The more diligent you are at managing your working capital, specifically your accounts payable and accounts receivable, the easier it is to manage the ebbs and flows of your cash flow.
Accounts payable are current liabilities less than one year old. And, more practicably, they represent your normal monthly operating expenses which get invoiced to you monthly. One way to stretch your cash resources as a startup, is to stretch out the timing on when you actually pay your monthly bills. Most bills get invoiced with 30-day due dates. But, stretching those payments to 45-60 days can give you an extra 15-30 days of time to allow cash from revenues or other sources (e.g., financing) to materialize before having to go cash out of pocket.
That said, the longer you stretch out the timing on paying your bills, the higher odds you piss off your vendors, where they may want to drop you or implement prepayment terms to continue the relationship. In addition, late payments by you also increase the odds such late payments get reported to business services like Dun & Bradstreet (D&B) or the Better Business Bureau (BBB). So, you don't want to use any long term techniques that would impact your public facing business credit ratings or corporate image. So, only use these techniques when you have no other choice.

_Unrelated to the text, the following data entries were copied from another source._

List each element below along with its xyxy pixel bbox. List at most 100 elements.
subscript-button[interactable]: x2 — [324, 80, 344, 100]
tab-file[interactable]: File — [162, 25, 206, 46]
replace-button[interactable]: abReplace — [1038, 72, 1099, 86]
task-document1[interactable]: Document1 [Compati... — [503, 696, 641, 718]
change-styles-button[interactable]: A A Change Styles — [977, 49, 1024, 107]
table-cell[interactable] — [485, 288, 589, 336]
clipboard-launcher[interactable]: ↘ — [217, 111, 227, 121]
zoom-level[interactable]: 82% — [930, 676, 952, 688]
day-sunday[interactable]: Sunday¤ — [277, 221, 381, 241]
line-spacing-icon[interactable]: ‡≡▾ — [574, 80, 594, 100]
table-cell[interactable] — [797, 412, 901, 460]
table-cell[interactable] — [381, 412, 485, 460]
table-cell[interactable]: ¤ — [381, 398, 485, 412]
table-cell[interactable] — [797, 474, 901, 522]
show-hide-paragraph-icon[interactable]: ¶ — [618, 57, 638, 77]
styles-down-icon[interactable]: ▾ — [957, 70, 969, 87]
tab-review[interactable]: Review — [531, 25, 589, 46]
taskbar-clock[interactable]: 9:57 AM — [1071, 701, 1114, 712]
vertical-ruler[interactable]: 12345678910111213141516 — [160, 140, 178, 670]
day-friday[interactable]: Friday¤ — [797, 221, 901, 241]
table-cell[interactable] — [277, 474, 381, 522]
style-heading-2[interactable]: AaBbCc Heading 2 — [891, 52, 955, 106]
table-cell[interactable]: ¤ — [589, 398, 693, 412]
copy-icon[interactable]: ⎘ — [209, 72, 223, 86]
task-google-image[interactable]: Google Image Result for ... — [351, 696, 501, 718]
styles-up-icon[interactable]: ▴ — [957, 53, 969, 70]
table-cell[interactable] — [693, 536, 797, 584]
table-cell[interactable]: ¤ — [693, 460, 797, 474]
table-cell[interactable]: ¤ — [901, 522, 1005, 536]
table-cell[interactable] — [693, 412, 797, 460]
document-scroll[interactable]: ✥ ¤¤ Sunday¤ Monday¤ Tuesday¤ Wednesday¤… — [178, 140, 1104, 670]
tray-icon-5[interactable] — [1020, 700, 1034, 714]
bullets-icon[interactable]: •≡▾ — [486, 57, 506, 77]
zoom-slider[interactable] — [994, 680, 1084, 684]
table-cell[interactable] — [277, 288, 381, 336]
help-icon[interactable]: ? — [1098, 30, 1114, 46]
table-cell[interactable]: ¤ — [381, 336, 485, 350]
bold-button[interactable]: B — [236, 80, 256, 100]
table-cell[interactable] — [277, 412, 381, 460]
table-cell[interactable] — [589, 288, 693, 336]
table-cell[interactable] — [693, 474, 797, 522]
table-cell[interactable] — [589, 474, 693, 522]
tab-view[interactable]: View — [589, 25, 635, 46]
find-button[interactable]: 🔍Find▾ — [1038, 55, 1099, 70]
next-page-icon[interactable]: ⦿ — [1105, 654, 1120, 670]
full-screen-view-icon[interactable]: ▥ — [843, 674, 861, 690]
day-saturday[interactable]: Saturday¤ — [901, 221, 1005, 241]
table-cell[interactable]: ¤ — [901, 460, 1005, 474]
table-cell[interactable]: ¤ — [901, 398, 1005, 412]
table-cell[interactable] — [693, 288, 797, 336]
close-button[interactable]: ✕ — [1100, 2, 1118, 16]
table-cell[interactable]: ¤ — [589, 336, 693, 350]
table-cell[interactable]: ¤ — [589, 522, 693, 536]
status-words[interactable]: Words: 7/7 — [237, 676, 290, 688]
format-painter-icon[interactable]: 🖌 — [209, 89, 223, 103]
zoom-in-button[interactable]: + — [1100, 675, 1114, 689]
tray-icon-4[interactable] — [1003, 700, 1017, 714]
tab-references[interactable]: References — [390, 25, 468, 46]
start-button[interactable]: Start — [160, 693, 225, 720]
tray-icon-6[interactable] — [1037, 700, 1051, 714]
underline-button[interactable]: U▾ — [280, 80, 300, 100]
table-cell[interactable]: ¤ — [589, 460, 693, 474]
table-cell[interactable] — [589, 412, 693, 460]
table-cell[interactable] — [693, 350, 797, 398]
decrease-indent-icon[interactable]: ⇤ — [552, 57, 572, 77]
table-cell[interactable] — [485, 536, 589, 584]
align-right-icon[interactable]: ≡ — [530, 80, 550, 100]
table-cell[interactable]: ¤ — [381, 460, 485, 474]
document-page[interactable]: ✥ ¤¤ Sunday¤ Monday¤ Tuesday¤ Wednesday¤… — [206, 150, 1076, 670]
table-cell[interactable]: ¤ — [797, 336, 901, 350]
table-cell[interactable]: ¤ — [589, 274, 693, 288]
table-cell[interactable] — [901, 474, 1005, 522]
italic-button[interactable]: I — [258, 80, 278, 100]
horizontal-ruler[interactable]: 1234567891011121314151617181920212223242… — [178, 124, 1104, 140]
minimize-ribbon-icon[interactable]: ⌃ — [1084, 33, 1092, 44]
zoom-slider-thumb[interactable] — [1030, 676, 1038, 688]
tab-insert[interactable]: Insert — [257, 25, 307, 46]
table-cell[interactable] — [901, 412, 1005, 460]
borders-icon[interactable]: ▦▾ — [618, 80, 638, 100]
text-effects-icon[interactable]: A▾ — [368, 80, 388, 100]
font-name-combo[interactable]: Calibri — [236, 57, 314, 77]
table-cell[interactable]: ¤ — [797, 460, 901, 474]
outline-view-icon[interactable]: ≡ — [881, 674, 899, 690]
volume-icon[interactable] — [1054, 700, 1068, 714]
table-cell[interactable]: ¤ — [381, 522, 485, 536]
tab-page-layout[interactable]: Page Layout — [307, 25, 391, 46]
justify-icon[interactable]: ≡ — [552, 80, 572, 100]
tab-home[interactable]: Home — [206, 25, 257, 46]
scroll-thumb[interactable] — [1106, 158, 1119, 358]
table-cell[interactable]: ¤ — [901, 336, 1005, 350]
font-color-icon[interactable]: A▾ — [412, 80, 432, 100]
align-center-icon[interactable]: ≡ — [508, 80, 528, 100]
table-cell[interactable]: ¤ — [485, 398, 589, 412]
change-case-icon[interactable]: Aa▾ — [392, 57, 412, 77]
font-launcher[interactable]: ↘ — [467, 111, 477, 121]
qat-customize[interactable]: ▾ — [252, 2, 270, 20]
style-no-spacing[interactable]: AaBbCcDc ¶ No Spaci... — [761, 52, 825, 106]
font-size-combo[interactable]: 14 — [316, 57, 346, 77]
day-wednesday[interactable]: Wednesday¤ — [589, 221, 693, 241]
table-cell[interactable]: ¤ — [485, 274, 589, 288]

Accounts receivable are current assets less than one year old. And, more practicably, they represent your normal monthly revenues which you invoice monthly. So, the keys here are: (i) make sure you are invoicing your customers on the first date of each month, to get the collections clock started sooner than later; and (ii) make sure you have a process each month to follow up with late paying customers, to collect your cash sooner than later (e.g., monthly aging reports, controller who tracks down late payments). The longer you take to invoice clients and the longer you take to collect late paying receivables, the more cash strains you are putting on your business.
And, manage your customers accordingly. If you find yourself with consistently late paying customers, change the terms of doing business with them (e.g., to prepay only). Or, an effective tactic is to shut off your services, until such late paying customer becomes current with paying your bills. When all else fails, after months of delays in collecting payments, you may have no choice but to terminate the relationship with that customer, report them to D&B and the BBB and turn over your materially past-due receivable to a collection agency. So, keep a budget for bad debts expense based on the credit of your customers, and what percent of your receivables they represent.
Don't get so bogged down with the running of your startup, that you forget to manage the timing of bills you need to pay and the timing of receivables you need to collect. It can make a material difference to your cash flow, and can more easily get you through the tough times.